Folha de S. Paulo


Editorial: Obama hiperativo

O presidente dos EUA, Barack Obama, terminou 2014 disposto a desfazer a impressão de que será, nos últimos dois anos de mandato, o que os meios políticos de seu país conhecem como "pato manco" –um líder sem poder, apenas guardando lugar para o sucessor.

Tão logo foi confirmada sua derrota na eleição para o Congresso em novembro, quando perdeu o Senado (já não tinha a Câmara), Obama deu início a um período de hiperatividade poucas vezes visto na história recente americana.

Em questão de semanas, fechou um acordo climático com a China, ajudou a destravar a Rodada Doha da Organização Mundial do Comércio (ameaçada pela Índia), anunciou medidas para dificultar a deportação de imigrantes ilegais e pôs em marcha um processo de reaproximação com Cuba.

Justificou as medidas, promulgadas por meio de decretos, com base na inação do Congresso. Iniciativas mais sólidas, como a legalização de hispânicos e o fim do embargo comercial imposto contra Havana, dependeriam de mudanças legislativas, algo que não é realista imaginar antes de 2016, data da próxima eleição presidencial.

Obama, assim, fez remendos, tentando mitigar a frustração de setores progressistas com sua passagem pela Casa Branca. Excluindo-se a aprovação da lei de saúde pública, em 2010, é magra, até agora, a lista de grandes feitos do primeiro presidente negro dos EUA.

Nada indica que Obama reduzirá o ritmo em 2015. De olho em seu legado, o presidente ainda pode anunciar um acordo nuclear com o Irã. Também é provável que se lance em nova tentativa de mediar a paz entre Israel e Palestina.

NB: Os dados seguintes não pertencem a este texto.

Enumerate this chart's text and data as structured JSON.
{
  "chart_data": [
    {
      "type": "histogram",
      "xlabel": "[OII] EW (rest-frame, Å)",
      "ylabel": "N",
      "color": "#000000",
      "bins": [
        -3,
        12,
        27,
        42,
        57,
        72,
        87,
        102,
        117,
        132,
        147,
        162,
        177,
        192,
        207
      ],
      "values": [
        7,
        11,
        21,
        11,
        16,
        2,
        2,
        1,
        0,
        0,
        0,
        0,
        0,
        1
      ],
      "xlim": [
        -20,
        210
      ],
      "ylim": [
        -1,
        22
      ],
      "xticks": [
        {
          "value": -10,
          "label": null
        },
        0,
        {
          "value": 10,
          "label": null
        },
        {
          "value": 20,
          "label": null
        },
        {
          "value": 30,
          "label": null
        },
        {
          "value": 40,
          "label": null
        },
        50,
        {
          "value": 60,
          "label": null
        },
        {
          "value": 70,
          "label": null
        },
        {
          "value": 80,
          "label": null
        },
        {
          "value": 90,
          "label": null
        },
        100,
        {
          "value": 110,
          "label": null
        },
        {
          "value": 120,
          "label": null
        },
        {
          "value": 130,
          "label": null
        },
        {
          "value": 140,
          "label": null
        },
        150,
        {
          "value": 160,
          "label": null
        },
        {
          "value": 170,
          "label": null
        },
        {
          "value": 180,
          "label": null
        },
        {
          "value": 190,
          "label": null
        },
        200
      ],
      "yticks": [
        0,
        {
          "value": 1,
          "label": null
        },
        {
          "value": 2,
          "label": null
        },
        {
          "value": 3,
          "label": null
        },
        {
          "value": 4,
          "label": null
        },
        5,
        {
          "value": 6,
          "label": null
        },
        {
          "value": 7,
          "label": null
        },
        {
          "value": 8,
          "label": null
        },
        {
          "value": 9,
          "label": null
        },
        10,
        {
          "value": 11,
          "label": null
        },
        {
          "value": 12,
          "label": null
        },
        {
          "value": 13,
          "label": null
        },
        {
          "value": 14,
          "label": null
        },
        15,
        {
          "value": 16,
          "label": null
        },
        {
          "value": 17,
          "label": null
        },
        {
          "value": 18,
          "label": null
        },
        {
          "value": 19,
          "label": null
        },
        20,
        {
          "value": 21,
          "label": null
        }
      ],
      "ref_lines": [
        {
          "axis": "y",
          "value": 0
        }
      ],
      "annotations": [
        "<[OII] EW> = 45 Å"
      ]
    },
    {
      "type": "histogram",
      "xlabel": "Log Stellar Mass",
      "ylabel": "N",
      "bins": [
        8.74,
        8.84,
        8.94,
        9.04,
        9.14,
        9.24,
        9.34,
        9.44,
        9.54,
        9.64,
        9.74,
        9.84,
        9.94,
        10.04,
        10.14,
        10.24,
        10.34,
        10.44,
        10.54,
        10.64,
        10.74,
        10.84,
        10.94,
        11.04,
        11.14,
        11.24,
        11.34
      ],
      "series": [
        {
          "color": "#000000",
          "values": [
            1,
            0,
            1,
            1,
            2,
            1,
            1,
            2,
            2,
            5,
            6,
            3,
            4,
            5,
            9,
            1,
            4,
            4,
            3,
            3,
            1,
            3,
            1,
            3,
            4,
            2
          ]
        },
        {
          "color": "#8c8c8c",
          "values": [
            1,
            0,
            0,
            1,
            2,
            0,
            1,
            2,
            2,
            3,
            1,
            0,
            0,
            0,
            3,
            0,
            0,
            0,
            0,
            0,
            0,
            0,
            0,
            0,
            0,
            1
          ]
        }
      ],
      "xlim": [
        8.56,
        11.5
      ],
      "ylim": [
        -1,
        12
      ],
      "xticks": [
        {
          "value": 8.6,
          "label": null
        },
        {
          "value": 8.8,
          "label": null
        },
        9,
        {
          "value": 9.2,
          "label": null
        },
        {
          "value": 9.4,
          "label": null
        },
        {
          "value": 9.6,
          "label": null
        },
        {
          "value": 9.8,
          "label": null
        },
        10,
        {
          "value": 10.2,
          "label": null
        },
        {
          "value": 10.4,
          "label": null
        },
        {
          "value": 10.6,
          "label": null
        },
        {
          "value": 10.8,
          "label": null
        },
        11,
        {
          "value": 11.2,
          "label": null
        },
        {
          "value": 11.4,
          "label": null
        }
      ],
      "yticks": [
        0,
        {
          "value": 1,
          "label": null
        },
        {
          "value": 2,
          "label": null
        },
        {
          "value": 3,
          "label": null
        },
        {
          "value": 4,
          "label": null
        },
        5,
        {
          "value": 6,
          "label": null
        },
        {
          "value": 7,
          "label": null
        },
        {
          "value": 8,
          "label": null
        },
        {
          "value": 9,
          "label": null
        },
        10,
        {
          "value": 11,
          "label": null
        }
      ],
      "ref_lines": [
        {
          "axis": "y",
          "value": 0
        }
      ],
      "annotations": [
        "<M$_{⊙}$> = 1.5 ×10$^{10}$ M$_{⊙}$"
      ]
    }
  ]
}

No âmbito interno, conta com a recuperação da economia, que, no terceiro trimestre de 2014, cresceu impressionantes 5% anualizados.

Jogador político ousado, Obama deu de ombros para os protestos da oposição republicana, que ameaça cortar qualquer resquício de colaboração bipartidária e questionar na Justiça a legalidade de algumas decisões. Sem precisar se preocupar com novas eleições, deu-se ao luxo de esgarçar até o limite do possível o princípio dos freios e contrapesos.

Chamado de "imperador romano", "Napoleão" e até de "ditador" pelos mais exaltados, Barack Obama corre o risco, ao buscar a via da autossuficiência legislativa, de desmoralizar a negociação política nos EUA. Por mais que os republicanos levem a tática da obstrução ao paroxismo, esse é um feito que ele não deveria almejar.